Be perfect as your heavenly Father is perfect – rough version of the Leviticus verse used in Matthew 5:48. Skip points out that in Leviticus it says to be holy, but that’s not the point. Skip also digs into the word that was originally used for “perfect” or “holy.” I always thought when it said to be perfect, it meant to not do anything wrong, ever. That’s just not possible for a human. But Skip points out that the word used in the Hebrew can mean complete or blameless. Obviously the translation with “holy” means to be blameless, but it can also mean complete… so to be perfect is not so much being good, it’s being perfected and complete. He also wonders if perhaps the author uses an ambiguous term so that the verse can mean either thing. As he writes, “Did Yeshua tell us to be fully complete or to be blameless – or maybe both at the same time? Maybe walking toward the Lord with a forgiven heart is the same as being complete.” That’s pretty cool! Want to read more? Go to Skip’s website.
“As for God, His way is perfect.All the Lord’s promises prove true…” ~2 Sam. 22:31a All His promises prove TRUE. This is the crux of my doubts lately. Do His promises prove true for everyone or just some people. I guess, at my pity party and narrow point of view, it seems that I hear amazing stories about God answering His promises… but when it comes to my life, I don’t see this. I’m probably too close to the situation (forest for the trees?), because I know God’s answered a lot of prayers in my life. It just often seems that the promises hold true for THEM, but not always for ME. Selfish, huh? Maybe God’s trying to get me to look past my narrow scope and remember that His ways are waaaay above what I can guess or imagine. So, I don’t understand, but that doesn’t mean He lied. Lemony Snicket put it this way: “Just because I don’t understand, doesn’t mean it isn’t so.” Good words from a great author! Anyhow, God is perfect – so He can’t lie. Therefore He is true… and everything He does is true – including making promises.

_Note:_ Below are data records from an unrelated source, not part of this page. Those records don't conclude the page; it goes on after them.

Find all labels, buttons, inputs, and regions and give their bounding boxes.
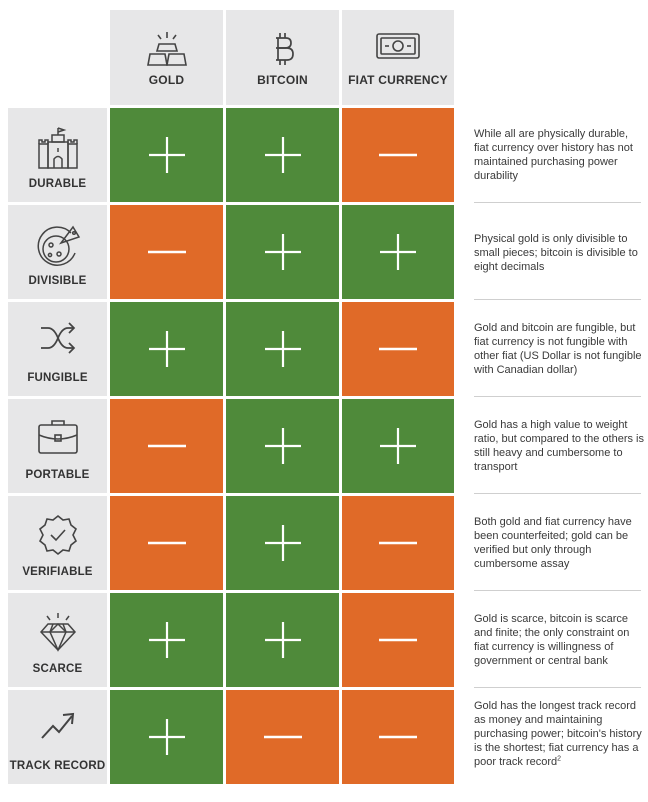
note-durable: While all are physically durable, fiat c… xyxy=(474,128,633,182)
minus-icon xyxy=(147,444,186,448)
separator xyxy=(474,299,641,300)
row-label-verifiable: VERIFIABLE xyxy=(8,496,107,590)
row-label-text: DURABLE xyxy=(28,178,87,190)
separator xyxy=(474,590,641,591)
cell-durable-bitcoin xyxy=(226,108,339,202)
plus-icon xyxy=(148,622,185,658)
cell-divisible-gold xyxy=(110,205,223,299)
row-label-scarce: SCARCE xyxy=(8,593,107,687)
cell-fungible-bitcoin xyxy=(226,302,339,396)
row-label-text: TRACK RECORD xyxy=(9,760,106,772)
cell-scarce-gold xyxy=(110,593,223,687)
minus-icon xyxy=(379,347,417,351)
plus-icon xyxy=(264,137,301,173)
verified-badge-icon xyxy=(38,514,77,556)
row-label-text: PORTABLE xyxy=(25,469,90,481)
briefcase-icon xyxy=(37,420,78,454)
row-label-text: SCARCE xyxy=(32,663,83,675)
plus-icon xyxy=(264,525,301,561)
note-fungible: Gold and bitcoin are fungible, but fiat … xyxy=(474,322,642,376)
plus-icon xyxy=(264,234,301,270)
diamond-icon xyxy=(39,613,76,652)
minus-icon xyxy=(379,541,417,545)
header-gold: GOLD xyxy=(110,10,223,105)
row-label-portable: PORTABLE xyxy=(8,399,107,493)
cell-scarce-bitcoin xyxy=(226,593,339,687)
header-fiat: FIAT CURRENCY xyxy=(342,10,454,105)
minus-icon xyxy=(379,735,417,739)
row-label-fungible: FUNGIBLE xyxy=(8,302,107,396)
cell-divisible-bitcoin xyxy=(226,205,339,299)
cell-portable-bitcoin xyxy=(226,399,339,493)
minus-icon xyxy=(263,735,302,739)
row-label-text: DIVISIBLE xyxy=(28,275,87,287)
cell-track-record-bitcoin xyxy=(226,690,339,784)
minus-icon xyxy=(147,250,186,254)
column-label: FIAT CURRENCY xyxy=(348,73,448,87)
plus-icon xyxy=(148,137,185,173)
separator xyxy=(474,396,641,397)
row-label-text: FUNGIBLE xyxy=(27,372,88,384)
cell-verifiable-bitcoin xyxy=(226,496,339,590)
plus-icon xyxy=(264,622,301,658)
note-track-record: Gold has the longest track record as mon… xyxy=(474,699,644,769)
row-label-track-record: TRACK RECORD xyxy=(8,690,107,784)
column-label: BITCOIN xyxy=(257,73,308,87)
minus-icon xyxy=(379,638,417,642)
banknote-icon xyxy=(376,33,420,59)
shuffle-icon xyxy=(40,322,75,354)
cell-track-record-fiat xyxy=(342,690,454,784)
cell-durable-gold xyxy=(110,108,223,202)
cell-portable-fiat xyxy=(342,399,454,493)
castle-icon xyxy=(37,127,78,169)
row-label-divisible: DIVISIBLE xyxy=(8,205,107,299)
minus-icon xyxy=(379,153,417,157)
cell-portable-gold xyxy=(110,399,223,493)
row-label-durable: DURABLE xyxy=(8,108,107,202)
footnote-marker: 2 xyxy=(557,755,562,763)
header-bitcoin: BITCOIN xyxy=(226,10,339,105)
cell-durable-fiat xyxy=(342,108,454,202)
separator xyxy=(474,493,641,494)
cell-fungible-fiat xyxy=(342,302,454,396)
note-portable: Gold has a high value to weight ratio, b… xyxy=(474,419,644,473)
gold-bars-icon xyxy=(146,32,187,66)
column-label: GOLD xyxy=(148,73,185,87)
separator xyxy=(474,687,641,688)
cell-scarce-fiat xyxy=(342,593,454,687)
cell-verifiable-fiat xyxy=(342,496,454,590)
note-divisible: Physical gold is only divisible to small… xyxy=(474,233,638,273)
row-label-text: VERIFIABLE xyxy=(22,566,93,578)
plus-icon xyxy=(148,719,185,755)
trend-up-icon xyxy=(40,712,74,739)
separator xyxy=(474,202,641,203)
cell-divisible-fiat xyxy=(342,205,454,299)
cell-verifiable-gold xyxy=(110,496,223,590)
plus-icon xyxy=(264,428,301,464)
plus-icon xyxy=(264,331,301,367)
note-verifiable: Both gold and fiat currency have been co… xyxy=(474,516,632,570)
bitcoin-icon xyxy=(275,33,294,65)
pizza-icon xyxy=(37,225,80,266)
plus-icon xyxy=(380,234,416,270)
note-text: Gold has the longest track record as mon… xyxy=(474,700,642,768)
plus-icon xyxy=(148,331,185,367)
cell-fungible-gold xyxy=(110,302,223,396)
plus-icon xyxy=(380,428,416,464)
note-scarce: Gold is scarce, bitcoin is scarce and fi… xyxy=(474,613,630,667)
cell-track-record-gold xyxy=(110,690,223,784)
minus-icon xyxy=(147,541,186,545)
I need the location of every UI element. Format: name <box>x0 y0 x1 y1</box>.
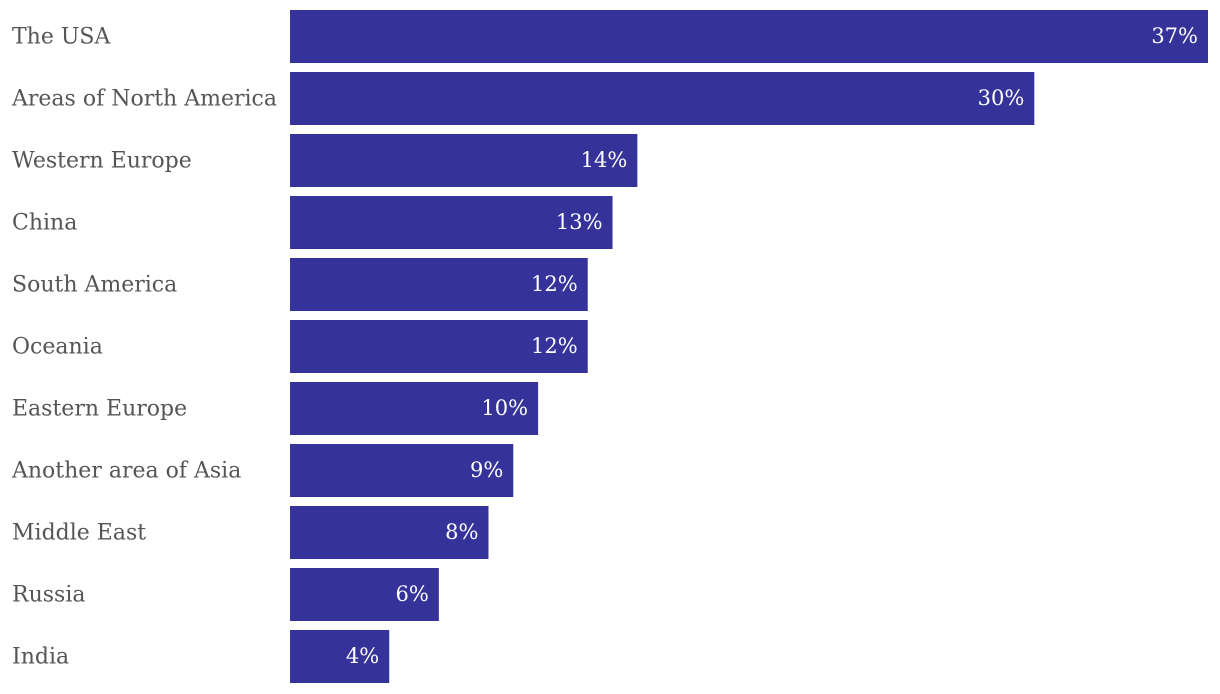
value-label: 37% <box>1151 24 1198 48</box>
bar <box>290 320 588 373</box>
category-label: China <box>12 211 77 236</box>
bar <box>290 382 539 435</box>
value-label: 9% <box>470 458 503 482</box>
value-label: 4% <box>346 644 379 668</box>
category-label: India <box>12 645 69 670</box>
value-label: 8% <box>445 520 478 544</box>
value-label: 12% <box>531 272 578 296</box>
category-label: The USA <box>12 25 111 50</box>
category-label: Another area of Asia <box>11 459 241 484</box>
category-label: Oceania <box>12 335 103 360</box>
bar <box>290 506 489 559</box>
category-label: South America <box>12 273 177 298</box>
value-label: 13% <box>556 210 603 234</box>
category-label: Eastern Europe <box>12 397 187 422</box>
bar <box>290 196 613 249</box>
category-label: Western Europe <box>12 149 192 174</box>
value-label: 14% <box>581 148 628 172</box>
bar <box>290 568 439 621</box>
bar <box>290 258 588 311</box>
bar <box>290 72 1035 125</box>
category-label: Middle East <box>12 521 146 546</box>
category-label: Areas of North America <box>11 87 277 112</box>
bar <box>290 134 638 187</box>
bar <box>290 444 514 497</box>
category-label: Russia <box>12 583 85 608</box>
bar <box>290 630 390 683</box>
value-label: 10% <box>481 396 528 420</box>
bar <box>290 10 1208 63</box>
value-label: 12% <box>531 334 578 358</box>
value-label: 6% <box>396 582 429 606</box>
value-label: 30% <box>978 86 1025 110</box>
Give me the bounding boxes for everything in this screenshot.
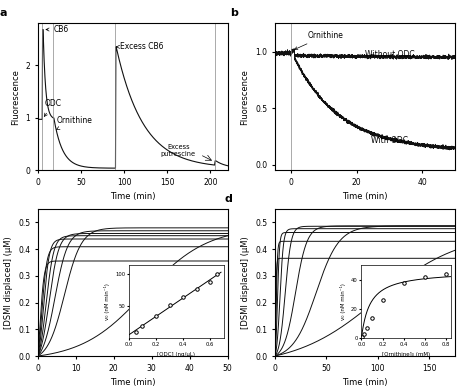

John and I have been going through some pretty intense financial issues, and recently our church did a series called “The Blessed Life” from the book by Robert Morris. It was incredible, as was the book. Although we had been tithing, it gave us a totally different perspective on what we were doing and not doing… so we made some changes in how we did things. And things got worse… both kids and both of us got sick, one in the hospital resulting in lost work days and wages, both were home from daycare (which we have to pay for whether they go or not), and it just seemed to keep coming. Finally, after being thrown up on for the 5th time in one day, I lost it and I got mad at God. I told my poor husband that it seemed like God must hate us. We try to do the right thing and He throws us under the bus. Does He love us like He says He does? Does He keep His promises in the Bible (like the ones that promise blessing, etc.)? Is He even paying attention to us (it certainly feels like were being ignored)? He, of course, was just as frustrated by the situation and he didn’t have any answers, either. For a couple of days I really questioned God, searching for some kind of answers or justification or something that would explain what was going on. I didn’t find much. But, I heard a song by Barlow Girl with a verse that said, “I’m about to let go, and live what I believe, I can’t do a thing now, but trust that you’ll catch me.” That pretty much became my motto. I know from past experience that God is real – I have no doubt about that. But, I don’t know that He’ll catch me. And right now, there’s nothing I can about our situation at all. So, do I live what I believe – that God is who He says He is? So, I let go. I believe that He will do and be who and what He says He is. I don’t understand; I really don’t get it, but I know what I believe – that He is God. So, I live it even if I don’t understand and hope that someday, He’ll make it make sense. SO, that being said, this is The God Hunt. Who is God? What is He like? What on earth is He up to? This is my quest, my search, my question, my Hunt.